As you carry it, you may say a word here and there, but that is not enough to coordinate your actions. You mostly communicate through force: you can feel whether to move forward or backward, left or right, and it can tell you to raise the couch higher, put it down or to stop moving.
Miloš Žefran, professor of electrical and computer engineering, and Barbara Di Eugenio, professor of computer science, understand the importance of clear communication while collaborating. Now, they have teamed up to enable robots to communicate and collaborate with people.
The goal of the project is to develop a computational and data-driven framework for a robot to collaborate with humans in everyday tasks that involve physical interaction, such as handing over or moving an object together. Using models learned from observing humans perform these tasks, the robot will engage in back-and-forth communication, where both spoken words and forces are exchanged.
“This is a continuation of our research [to assists the elderly], but it’s more specific than before,” Žefran said. “Before it was about trying to understand how multiple modalities in communication can be brought together. Now we are focusing on force and speech and trying to understand the back-and-forth exchanges between collaborators in everyday tasks.”
In natural language processing (NLP), Di Eugenio’s area of expertise, researchers have studied models of dialogue between humans. In these models, it can be determined who is the conversation leader and follower. Humans know what to do to become a leader or when to be a follower.
“We are trying to adapt the approach developed in NLP to inform the robot how to act in collaborative tasks,” Zefran saod. “If the robot is a participant instead of another human, when should the robot become a leader instea d of a follower? The robot, in a sense, has to be programmed to understand all of these things.”
“The tasks that we are interested in are part of how people collaborate in real life,” Di Eugenio said. “Like preparing dinner together, moving furniture together, or passing food at the dinner table. When we execute these collaborative tasks, signals at different levels of abstraction are exchanged: speech is at a high level, while force exchanges are at a lower level. The two combine in such a way that for example, the item we carry together doesn’t fall. We are trying to model that coordination.”
“When we are holding something together, the only thing that I can sense from your part is the force you are exerting on the object,” Žefran added.
There is still a lot of research to be done when interpreting conversation where people are collaborating on physical tasks. The two researchers see these force exchanges as gestures that need to be incorporated to make sense of the entire interaction. Conversation is just the language part, but the whole interaction includes all these signals and one needs to make sense of all of them so, ultimately, the robot can interact in an appropriate way.
“There is always a physical connection – either direct or through an object,” Žefran said. “Through the physical connection, you communicate forces. And through these forces I can tell you what to do. If we are moving and I stop the object, you will feel it and you will stop. So, I have signaled something to you.”
“If you listen to language on its own or sense forces on their own, you don’t get the complete picture,” he said. “For example, in language, you may not get the full meaning unless you see what the person is doing. So there’s additional information that helps you understand.
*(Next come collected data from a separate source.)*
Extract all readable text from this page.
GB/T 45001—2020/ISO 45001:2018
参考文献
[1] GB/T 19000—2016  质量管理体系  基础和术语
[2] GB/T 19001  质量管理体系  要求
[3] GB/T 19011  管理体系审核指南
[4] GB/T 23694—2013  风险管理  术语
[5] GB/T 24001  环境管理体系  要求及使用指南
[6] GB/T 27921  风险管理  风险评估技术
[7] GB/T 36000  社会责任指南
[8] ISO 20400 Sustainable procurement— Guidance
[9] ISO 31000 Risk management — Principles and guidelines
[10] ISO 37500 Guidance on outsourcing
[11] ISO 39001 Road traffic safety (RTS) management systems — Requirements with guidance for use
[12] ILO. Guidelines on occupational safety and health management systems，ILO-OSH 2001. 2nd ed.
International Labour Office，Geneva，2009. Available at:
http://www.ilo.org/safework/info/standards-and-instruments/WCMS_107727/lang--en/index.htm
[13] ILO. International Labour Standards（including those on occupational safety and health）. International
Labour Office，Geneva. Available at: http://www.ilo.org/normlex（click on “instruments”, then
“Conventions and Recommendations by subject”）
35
We are trying to formalize the way we can inform the meaning of language from force signals. This is something that has not been studied so far. We also want to use language to understand forces. We are putting all of this in one space where there is no distinction between force signal and speech.”
In order to collaborate with a person, the robot needs to be smart enough to know whether to do something physically or say something, and there needs to be a smooth transition between the two.
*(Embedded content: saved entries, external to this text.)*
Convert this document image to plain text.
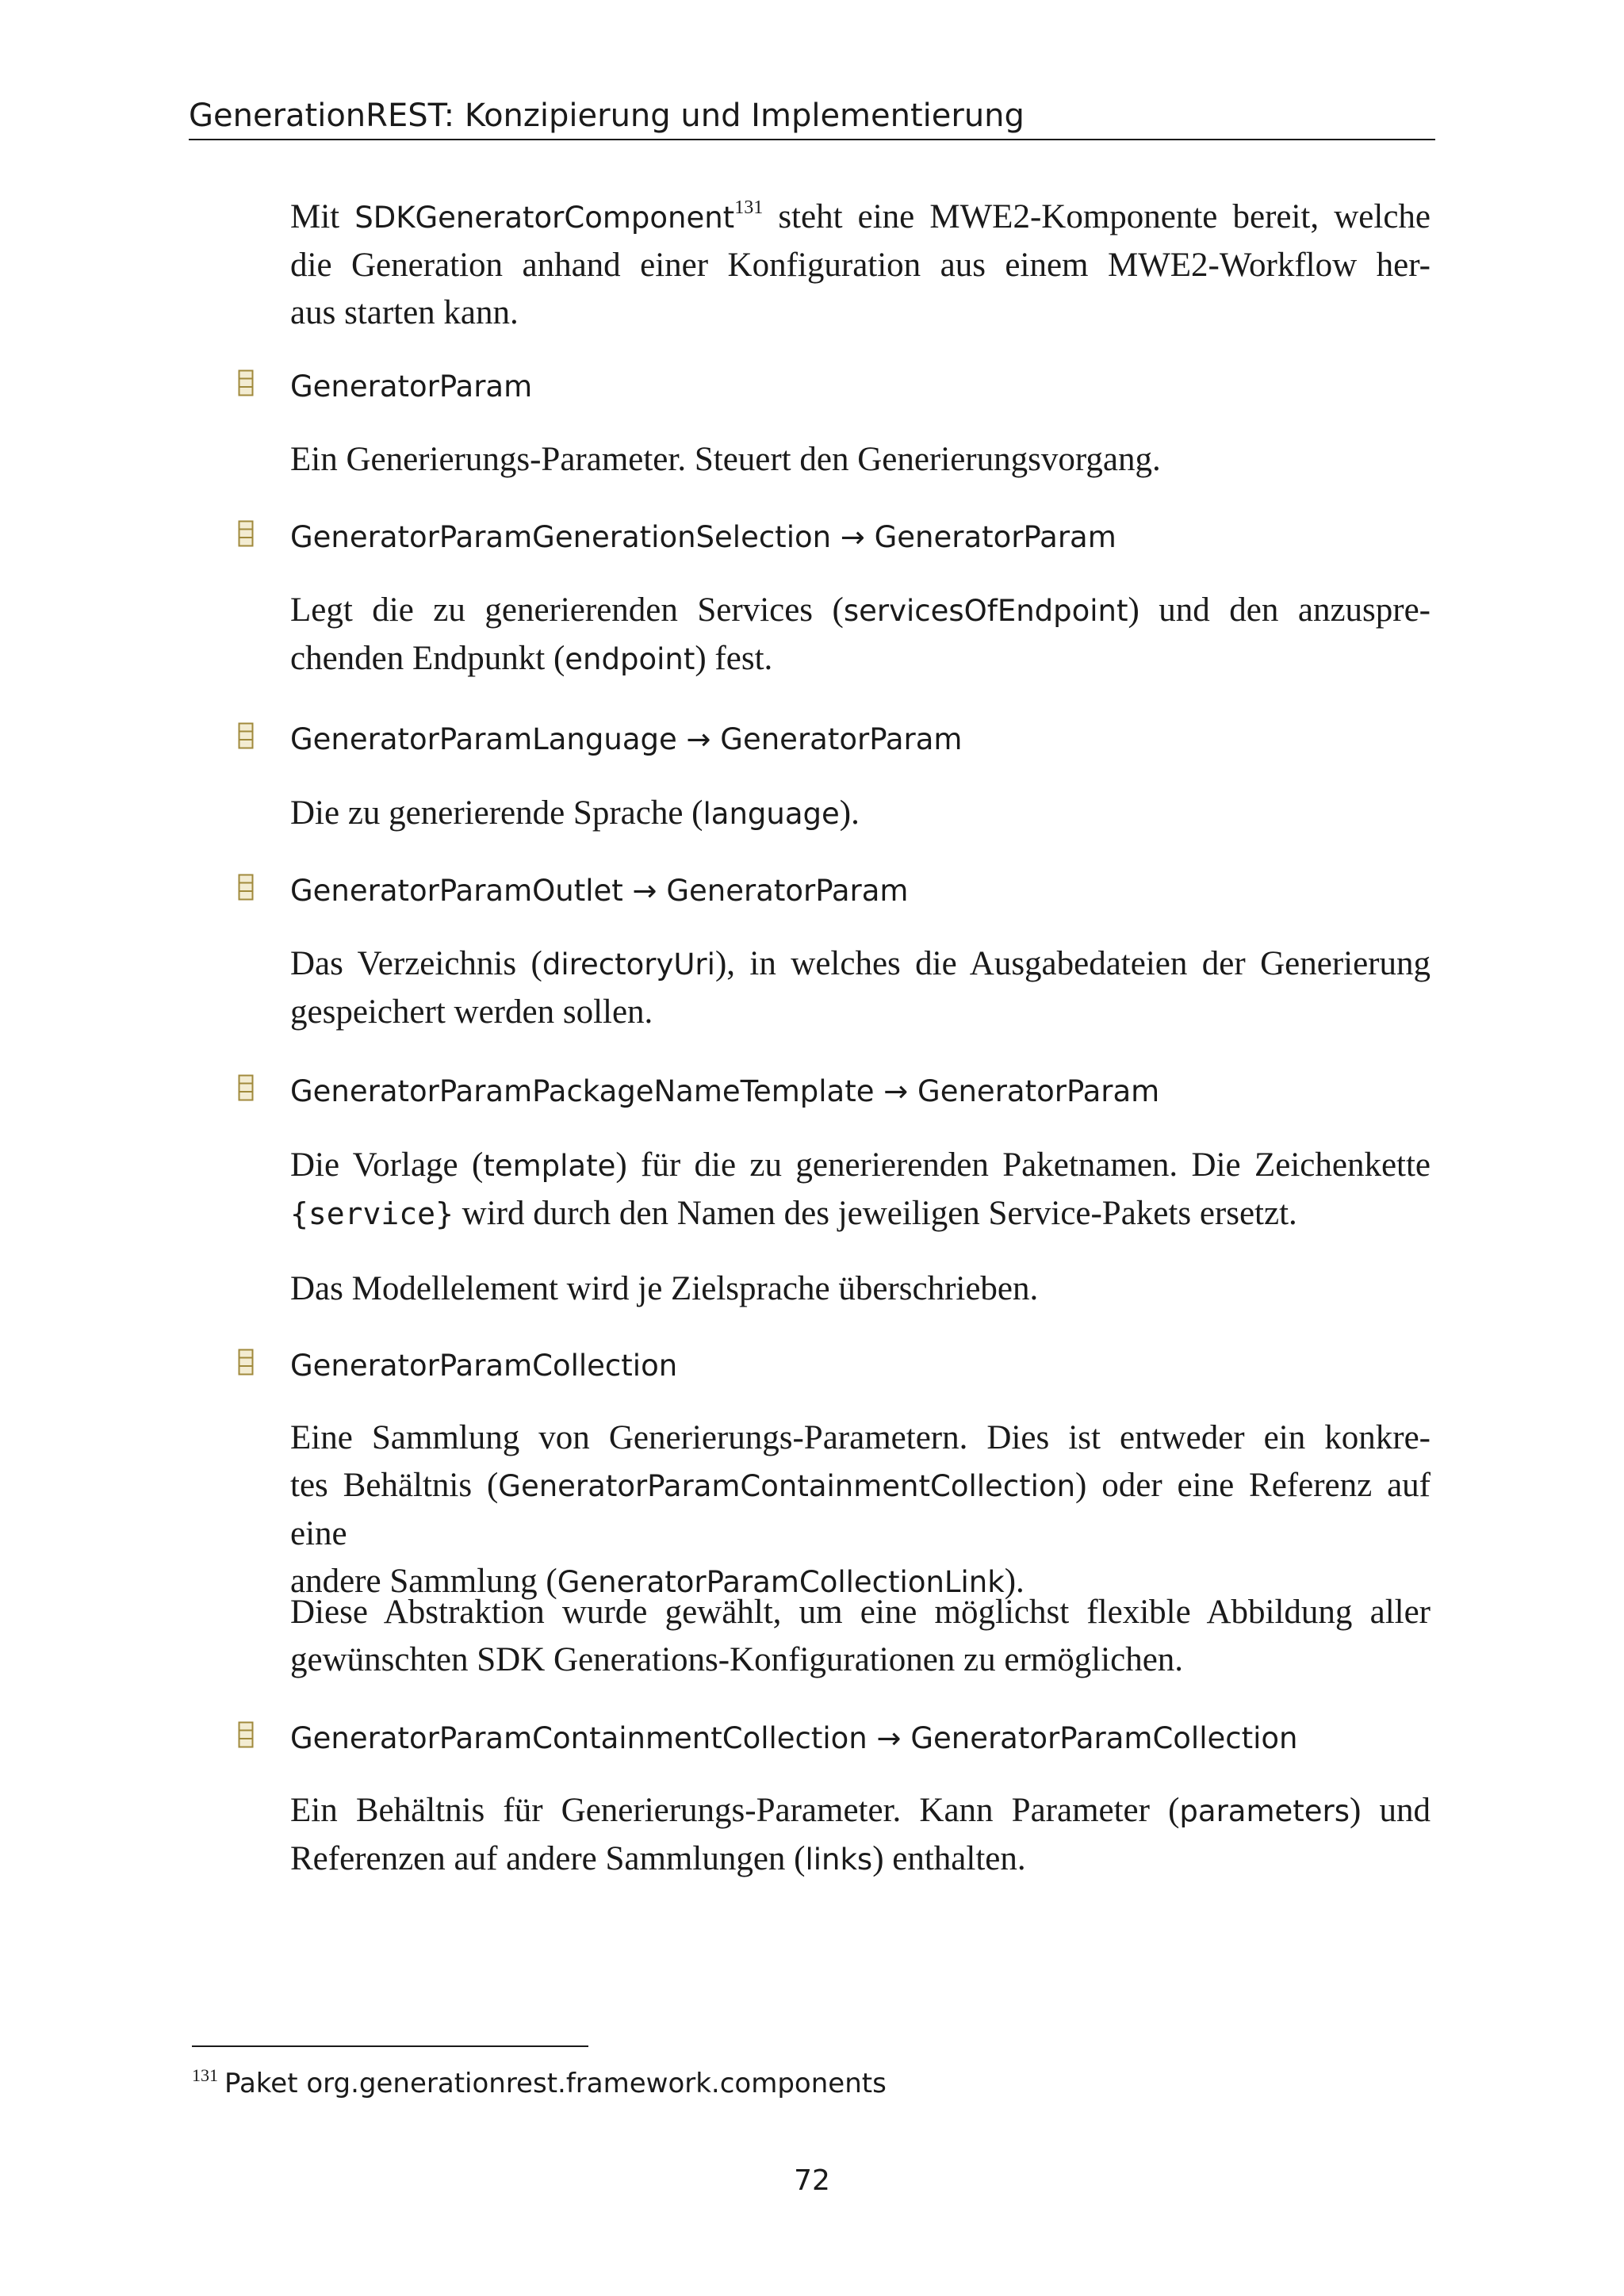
GenerationREST: Konzipierung und Implementierung
Mit SDKGeneratorComponent$^{131}$ steht eine MWE2-Komponente bereit, welche
die Generation anhand einer Konfiguration aus einem MWE2-Workflow her-
aus starten kann.
GeneratorParam
Ein Generierungs-Parameter. Steuert den Generierungsvorgang.
GeneratorParamGenerationSelection → GeneratorParam
Legt die zu generierenden Services (servicesOfEndpoint) und den anzuspre-
chenden Endpunkt (endpoint) fest.
GeneratorParamLanguage → GeneratorParam
Die zu generierende Sprache (language).
GeneratorParamOutlet → GeneratorParam
Das Verzeichnis (directoryUri), in welches die Ausgabedateien der Generierung
gespeichert werden sollen.
GeneratorParamPackageNameTemplate → GeneratorParam
Die Vorlage (template) für die zu generierenden Paketnamen. Die Zeichenkette
{service} wird durch den Namen des jeweiligen Service-Pakets ersetzt.
Das Modellelement wird je Zielsprache überschrieben.
GeneratorParamCollection
Eine Sammlung von Generierungs-Parametern. Dies ist entweder ein konkre-
tes Behältnis (GeneratorParamContainmentCollection) oder eine Referenz auf eine
andere Sammlung (GeneratorParamCollectionLink).
Diese Abstraktion wurde gewählt, um eine möglichst flexible Abbildung aller
gewünschten SDK Generations-Konfigurationen zu ermöglichen.
GeneratorParamContainmentCollection → GeneratorParamCollection
Ein Behältnis für Generierungs-Parameter. Kann Parameter (parameters) und
Referenzen auf andere Sammlungen (links) enthalten.
$^{131}$ Paket org.generationrest.framework.components
72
“It’s amazing that people are so good at coordinating, and we don’t even think about it unless something goes wrong,” Di Eugenio said. “When we move something together or hand something to each other I don’t consciously pay attention to the force I sense on your part so I can safely let the object go. Humans are very good at this. How can we get robots to do the same thing?”
“This is sometimes called embodied intelligence,” Žefran said. “It is very difficult, because it requires reasoning about the physical world and all the information you have about it. It’s different from using AI algorithms to process data. That’s where we are trying to make some progress.”